Excerpt

“Bang Bang on the Stair”

Diane Williams

January 25, 2016 
The following is from Diane Williams’s Fine, Fine, Fine, Fine, Fine. Williams is the author of several short story collections and the founder and editor of the literary annual NOON.

I said, “Would you like a rope? You know that haul you have is not secured properly.”

“No,” he said, “but I see you have string!”

“If this comes into motion—” I said, “you should use a rope.”

“Any poison ivy on that?” he asked me, and I told him my rope had been in the barn peacefully for years.

He took a length of it to the bedside table. He had no concept for what wood could endure.

“Table must have broken when I lashed it onto the truck,” he said.

And, when he was moving the sewing machine, he let the cast iron wheels—bang, bang on the stair.

I had settled down to pack up the flamingo cookie jar, the cutlery, and the cookware, but stopped briefly, for how many times do you catch sudden sight of something heartfelt?

I saw our milk cows in their slow parade in the pasture and then the calf broke through with a leap from behind—its head was up, its forelegs spread.

“Don’t leave!” Mother screamed at me, and she had not arrived to help me.

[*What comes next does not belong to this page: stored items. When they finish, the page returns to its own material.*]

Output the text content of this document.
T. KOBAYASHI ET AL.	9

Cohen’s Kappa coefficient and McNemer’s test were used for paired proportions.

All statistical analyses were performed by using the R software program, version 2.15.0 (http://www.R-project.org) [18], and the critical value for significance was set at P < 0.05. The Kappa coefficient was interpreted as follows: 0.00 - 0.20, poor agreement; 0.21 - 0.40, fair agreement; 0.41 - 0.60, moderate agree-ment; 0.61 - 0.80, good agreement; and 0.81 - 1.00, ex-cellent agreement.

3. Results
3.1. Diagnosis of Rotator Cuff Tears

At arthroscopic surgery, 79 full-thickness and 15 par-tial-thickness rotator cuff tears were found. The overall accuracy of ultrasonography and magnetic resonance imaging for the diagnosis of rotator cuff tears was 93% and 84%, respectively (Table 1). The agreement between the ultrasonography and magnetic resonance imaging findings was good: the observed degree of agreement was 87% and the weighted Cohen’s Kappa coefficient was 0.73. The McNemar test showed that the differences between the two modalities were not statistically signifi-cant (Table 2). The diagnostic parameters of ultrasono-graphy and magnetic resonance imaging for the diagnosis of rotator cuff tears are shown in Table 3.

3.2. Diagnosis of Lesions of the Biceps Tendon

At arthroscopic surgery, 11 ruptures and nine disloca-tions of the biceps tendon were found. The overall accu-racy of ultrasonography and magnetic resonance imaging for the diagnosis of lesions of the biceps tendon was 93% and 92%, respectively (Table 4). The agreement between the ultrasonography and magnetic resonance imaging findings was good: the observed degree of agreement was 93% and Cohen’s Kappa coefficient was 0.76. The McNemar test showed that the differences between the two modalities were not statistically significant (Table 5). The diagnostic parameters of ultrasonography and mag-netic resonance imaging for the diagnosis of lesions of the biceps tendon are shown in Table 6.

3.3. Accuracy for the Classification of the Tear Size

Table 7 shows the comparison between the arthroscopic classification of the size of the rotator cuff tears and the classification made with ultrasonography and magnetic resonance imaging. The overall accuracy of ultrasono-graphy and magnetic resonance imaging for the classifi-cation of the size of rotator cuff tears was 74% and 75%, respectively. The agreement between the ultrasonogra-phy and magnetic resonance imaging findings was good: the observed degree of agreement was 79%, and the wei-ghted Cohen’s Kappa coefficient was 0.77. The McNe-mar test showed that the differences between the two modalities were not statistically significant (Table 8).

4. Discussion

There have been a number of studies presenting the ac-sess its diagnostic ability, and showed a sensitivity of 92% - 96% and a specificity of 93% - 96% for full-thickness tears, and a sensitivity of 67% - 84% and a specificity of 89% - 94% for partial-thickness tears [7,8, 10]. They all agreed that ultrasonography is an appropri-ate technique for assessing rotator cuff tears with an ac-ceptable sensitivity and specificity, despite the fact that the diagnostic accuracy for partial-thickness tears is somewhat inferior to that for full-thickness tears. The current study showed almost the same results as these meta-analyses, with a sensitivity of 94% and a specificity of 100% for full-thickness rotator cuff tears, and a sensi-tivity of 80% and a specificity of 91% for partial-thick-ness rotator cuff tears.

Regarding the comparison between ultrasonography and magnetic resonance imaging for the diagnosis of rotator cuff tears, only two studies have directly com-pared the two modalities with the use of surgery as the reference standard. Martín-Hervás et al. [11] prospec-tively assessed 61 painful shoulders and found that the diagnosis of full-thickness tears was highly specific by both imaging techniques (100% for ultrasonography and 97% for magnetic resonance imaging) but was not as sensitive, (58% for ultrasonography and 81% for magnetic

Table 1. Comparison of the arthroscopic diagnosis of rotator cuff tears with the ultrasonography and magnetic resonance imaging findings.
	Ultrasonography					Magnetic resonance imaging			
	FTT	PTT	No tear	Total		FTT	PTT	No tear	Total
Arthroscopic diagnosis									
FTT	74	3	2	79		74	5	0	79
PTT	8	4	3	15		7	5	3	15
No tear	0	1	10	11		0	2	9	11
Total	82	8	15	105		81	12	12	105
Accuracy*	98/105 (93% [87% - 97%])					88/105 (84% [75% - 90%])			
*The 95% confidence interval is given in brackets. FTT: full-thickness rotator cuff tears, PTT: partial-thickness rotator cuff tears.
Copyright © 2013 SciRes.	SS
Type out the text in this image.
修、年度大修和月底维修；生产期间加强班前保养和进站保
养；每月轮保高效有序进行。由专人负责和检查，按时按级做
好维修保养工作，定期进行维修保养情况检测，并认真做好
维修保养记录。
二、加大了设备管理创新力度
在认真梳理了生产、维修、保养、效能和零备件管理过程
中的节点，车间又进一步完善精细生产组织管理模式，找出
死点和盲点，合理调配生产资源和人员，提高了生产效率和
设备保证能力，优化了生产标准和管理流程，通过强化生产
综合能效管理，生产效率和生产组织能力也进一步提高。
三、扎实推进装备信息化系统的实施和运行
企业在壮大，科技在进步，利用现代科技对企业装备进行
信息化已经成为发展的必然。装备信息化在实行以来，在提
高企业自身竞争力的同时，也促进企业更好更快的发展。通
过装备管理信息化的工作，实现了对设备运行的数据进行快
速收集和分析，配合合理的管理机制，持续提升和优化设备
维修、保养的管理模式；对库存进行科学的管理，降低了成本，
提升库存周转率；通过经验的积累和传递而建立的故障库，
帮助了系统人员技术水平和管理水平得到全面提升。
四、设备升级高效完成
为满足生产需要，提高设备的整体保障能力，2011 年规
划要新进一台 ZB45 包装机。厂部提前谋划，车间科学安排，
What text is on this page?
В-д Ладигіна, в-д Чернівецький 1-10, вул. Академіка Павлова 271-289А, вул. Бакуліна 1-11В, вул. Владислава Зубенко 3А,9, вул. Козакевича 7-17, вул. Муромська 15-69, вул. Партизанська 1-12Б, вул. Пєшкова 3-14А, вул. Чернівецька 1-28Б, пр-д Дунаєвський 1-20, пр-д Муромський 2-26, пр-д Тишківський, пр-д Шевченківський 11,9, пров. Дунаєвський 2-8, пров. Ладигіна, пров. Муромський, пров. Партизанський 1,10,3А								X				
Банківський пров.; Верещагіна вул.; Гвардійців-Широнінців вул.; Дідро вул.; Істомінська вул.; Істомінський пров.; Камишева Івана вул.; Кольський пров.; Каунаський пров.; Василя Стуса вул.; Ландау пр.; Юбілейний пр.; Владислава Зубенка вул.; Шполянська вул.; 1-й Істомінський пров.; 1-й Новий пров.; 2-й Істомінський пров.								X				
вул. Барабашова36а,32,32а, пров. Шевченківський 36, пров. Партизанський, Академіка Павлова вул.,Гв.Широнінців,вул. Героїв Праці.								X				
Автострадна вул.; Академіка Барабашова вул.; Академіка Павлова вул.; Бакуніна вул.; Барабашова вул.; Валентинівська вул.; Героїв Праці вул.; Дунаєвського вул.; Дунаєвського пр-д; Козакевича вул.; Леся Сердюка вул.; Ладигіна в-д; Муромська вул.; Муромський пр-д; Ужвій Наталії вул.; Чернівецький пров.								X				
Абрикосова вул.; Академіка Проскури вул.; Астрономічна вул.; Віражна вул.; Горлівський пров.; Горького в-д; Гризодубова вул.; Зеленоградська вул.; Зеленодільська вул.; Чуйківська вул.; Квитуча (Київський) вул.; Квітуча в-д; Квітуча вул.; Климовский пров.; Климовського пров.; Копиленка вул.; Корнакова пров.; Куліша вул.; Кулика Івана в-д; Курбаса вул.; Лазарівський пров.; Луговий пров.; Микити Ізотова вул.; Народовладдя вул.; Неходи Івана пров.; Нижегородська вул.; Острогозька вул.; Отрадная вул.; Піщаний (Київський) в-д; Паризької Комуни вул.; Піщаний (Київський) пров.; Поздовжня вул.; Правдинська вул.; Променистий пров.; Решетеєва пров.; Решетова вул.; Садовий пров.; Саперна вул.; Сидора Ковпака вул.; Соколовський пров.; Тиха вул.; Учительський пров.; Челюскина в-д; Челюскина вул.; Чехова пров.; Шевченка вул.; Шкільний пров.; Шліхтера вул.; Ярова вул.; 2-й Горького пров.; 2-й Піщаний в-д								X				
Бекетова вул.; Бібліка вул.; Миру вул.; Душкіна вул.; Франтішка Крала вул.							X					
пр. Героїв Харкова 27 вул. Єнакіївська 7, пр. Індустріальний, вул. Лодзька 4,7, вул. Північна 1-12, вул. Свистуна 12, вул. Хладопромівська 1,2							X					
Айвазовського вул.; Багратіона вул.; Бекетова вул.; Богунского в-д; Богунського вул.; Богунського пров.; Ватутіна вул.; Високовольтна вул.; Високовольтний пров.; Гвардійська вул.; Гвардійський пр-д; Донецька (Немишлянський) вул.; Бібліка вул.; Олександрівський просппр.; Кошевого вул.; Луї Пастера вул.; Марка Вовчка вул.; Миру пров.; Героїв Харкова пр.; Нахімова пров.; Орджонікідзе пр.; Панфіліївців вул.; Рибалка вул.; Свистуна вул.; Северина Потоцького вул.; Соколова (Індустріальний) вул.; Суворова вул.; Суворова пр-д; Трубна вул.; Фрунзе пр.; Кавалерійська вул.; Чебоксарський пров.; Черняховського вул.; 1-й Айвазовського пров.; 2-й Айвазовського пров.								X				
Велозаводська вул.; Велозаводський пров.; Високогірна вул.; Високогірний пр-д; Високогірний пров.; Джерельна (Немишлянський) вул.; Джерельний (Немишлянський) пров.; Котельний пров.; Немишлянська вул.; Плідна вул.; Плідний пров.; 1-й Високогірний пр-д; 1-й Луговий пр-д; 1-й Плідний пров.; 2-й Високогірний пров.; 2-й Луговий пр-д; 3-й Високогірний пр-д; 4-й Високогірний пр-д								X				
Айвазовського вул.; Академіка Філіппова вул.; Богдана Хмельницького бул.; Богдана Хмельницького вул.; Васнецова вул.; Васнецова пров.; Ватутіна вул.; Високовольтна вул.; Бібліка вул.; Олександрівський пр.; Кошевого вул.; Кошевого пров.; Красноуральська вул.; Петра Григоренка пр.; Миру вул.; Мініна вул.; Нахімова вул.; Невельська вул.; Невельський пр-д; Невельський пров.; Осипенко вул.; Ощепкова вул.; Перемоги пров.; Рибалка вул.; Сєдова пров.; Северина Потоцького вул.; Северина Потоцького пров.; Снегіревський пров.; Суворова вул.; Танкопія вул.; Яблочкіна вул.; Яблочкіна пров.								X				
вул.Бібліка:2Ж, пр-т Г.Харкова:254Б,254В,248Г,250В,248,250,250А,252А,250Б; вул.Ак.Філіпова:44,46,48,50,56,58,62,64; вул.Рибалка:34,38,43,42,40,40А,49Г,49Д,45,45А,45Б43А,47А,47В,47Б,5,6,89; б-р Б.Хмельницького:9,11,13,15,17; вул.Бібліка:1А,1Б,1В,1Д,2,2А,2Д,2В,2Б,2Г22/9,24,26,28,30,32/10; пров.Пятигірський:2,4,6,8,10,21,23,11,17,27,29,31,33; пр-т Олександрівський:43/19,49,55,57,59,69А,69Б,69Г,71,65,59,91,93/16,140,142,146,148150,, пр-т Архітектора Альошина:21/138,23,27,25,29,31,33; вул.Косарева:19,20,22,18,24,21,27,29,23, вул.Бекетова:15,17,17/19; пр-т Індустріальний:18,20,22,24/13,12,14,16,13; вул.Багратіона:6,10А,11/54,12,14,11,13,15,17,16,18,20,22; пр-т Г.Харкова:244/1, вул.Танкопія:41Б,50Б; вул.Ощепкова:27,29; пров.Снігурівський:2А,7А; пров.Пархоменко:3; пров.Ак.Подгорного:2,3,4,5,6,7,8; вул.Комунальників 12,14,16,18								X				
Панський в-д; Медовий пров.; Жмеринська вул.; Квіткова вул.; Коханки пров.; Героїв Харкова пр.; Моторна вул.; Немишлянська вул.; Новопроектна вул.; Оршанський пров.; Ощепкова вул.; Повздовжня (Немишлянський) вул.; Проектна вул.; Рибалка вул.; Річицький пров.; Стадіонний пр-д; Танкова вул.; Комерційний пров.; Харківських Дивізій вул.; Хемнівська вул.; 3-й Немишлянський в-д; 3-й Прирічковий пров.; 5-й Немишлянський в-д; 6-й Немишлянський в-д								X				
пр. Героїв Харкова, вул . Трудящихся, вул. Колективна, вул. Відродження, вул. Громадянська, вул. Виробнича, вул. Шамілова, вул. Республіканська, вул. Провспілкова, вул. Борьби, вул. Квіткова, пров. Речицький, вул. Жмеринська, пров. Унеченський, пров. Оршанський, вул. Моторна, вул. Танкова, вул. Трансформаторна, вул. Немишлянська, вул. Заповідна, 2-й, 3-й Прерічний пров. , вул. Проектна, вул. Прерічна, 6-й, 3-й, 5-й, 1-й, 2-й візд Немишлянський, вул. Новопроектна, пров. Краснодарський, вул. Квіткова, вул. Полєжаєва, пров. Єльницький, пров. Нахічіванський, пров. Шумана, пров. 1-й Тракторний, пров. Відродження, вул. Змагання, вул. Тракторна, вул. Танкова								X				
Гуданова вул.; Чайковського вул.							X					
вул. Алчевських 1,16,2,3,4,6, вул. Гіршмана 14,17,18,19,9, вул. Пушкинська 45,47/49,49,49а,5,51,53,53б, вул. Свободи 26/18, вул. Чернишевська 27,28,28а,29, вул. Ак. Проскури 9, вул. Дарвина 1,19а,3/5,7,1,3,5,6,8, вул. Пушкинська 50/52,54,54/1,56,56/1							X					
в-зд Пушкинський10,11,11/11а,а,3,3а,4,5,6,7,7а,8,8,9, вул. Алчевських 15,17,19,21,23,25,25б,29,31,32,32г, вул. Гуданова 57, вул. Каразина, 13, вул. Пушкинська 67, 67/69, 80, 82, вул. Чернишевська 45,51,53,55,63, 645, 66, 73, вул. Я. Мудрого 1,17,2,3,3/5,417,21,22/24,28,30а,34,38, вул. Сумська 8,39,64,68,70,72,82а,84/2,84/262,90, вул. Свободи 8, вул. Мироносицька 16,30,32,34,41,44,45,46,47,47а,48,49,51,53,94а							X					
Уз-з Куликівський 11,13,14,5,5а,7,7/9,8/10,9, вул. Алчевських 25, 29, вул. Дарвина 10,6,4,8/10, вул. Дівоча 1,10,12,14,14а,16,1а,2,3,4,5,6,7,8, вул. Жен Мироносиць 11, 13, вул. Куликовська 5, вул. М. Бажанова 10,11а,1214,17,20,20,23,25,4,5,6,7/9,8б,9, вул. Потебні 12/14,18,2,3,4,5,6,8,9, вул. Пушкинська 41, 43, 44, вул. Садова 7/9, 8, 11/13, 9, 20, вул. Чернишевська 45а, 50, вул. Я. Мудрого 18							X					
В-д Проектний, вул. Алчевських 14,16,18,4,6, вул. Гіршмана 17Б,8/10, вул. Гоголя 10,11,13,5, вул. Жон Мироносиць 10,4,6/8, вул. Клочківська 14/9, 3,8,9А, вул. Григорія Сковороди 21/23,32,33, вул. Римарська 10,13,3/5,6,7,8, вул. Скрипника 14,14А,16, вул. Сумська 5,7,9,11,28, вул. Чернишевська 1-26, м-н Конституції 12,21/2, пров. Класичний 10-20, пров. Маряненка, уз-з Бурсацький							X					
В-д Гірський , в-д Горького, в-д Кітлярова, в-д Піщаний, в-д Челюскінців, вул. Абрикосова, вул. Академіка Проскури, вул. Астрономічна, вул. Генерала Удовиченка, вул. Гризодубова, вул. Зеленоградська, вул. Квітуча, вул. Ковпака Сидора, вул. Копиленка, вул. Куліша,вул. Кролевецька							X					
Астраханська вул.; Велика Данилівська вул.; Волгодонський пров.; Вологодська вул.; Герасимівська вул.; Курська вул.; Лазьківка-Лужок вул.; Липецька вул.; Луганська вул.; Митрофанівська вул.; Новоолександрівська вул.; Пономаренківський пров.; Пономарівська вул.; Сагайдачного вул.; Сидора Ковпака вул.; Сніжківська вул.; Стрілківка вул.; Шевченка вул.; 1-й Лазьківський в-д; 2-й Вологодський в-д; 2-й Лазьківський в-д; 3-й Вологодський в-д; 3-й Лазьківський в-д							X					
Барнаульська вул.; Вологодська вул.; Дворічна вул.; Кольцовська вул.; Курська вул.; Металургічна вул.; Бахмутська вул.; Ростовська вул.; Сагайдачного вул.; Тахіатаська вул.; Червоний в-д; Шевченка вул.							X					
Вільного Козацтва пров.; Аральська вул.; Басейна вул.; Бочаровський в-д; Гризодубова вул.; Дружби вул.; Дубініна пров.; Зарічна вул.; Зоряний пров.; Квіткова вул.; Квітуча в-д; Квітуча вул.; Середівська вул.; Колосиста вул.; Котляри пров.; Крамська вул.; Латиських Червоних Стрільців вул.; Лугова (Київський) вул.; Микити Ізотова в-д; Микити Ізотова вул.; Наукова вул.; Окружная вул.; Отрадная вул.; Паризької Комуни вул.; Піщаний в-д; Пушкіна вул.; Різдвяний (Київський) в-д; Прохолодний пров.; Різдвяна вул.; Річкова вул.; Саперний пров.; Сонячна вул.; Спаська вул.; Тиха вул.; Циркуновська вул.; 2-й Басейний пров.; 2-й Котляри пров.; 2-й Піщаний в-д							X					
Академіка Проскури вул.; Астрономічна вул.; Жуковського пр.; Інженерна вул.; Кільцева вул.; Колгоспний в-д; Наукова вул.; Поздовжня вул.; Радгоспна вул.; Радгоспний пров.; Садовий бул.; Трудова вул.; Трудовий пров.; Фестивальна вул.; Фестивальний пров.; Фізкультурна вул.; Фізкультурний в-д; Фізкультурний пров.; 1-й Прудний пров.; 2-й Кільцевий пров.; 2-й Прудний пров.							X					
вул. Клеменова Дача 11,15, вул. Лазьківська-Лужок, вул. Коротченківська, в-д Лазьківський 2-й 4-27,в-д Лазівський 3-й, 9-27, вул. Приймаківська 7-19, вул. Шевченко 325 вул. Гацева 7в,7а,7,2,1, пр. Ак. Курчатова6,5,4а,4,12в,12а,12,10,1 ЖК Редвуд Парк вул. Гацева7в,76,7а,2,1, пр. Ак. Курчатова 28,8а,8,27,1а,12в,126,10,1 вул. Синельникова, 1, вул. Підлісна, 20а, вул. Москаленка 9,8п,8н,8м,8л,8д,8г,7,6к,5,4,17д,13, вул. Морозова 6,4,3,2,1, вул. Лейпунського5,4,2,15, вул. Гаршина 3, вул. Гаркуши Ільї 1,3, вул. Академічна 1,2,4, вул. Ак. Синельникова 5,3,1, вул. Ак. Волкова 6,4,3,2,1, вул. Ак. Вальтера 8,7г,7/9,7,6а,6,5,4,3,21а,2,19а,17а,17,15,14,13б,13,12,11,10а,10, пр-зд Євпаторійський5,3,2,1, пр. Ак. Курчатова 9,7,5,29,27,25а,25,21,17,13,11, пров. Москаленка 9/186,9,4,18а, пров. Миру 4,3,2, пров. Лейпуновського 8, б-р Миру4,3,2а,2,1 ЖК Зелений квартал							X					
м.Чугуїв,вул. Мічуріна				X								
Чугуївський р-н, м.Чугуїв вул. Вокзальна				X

She tripped and fell over a floor lamp’s coiled electrical cord.

There’s just a basic rule of conduct that applies here—also known as a maxim—so I held out my hand.

She gripped and re-gripped my palm hard and all of my fingers before hoisting herself by pulling on me.

She kept tugging on my hand on her deathbed also for a long stretch, until she died. For don’t little strokes fell great oaks?

A girl from the neighborhood rang the bell today to ask if I had a balloon. I didn’t have any and I hadn’t seen one in years.

“That ’s all you need?” I asked her. “How about some string?”

I noticed that the girl’s eyes were bright and intelligent and that she was delighted, possibly with me.

I went to search where I keep a liquid-glue pen, specialty tape, and twine. I kept on talking while I pawed around for some reason in the drawer.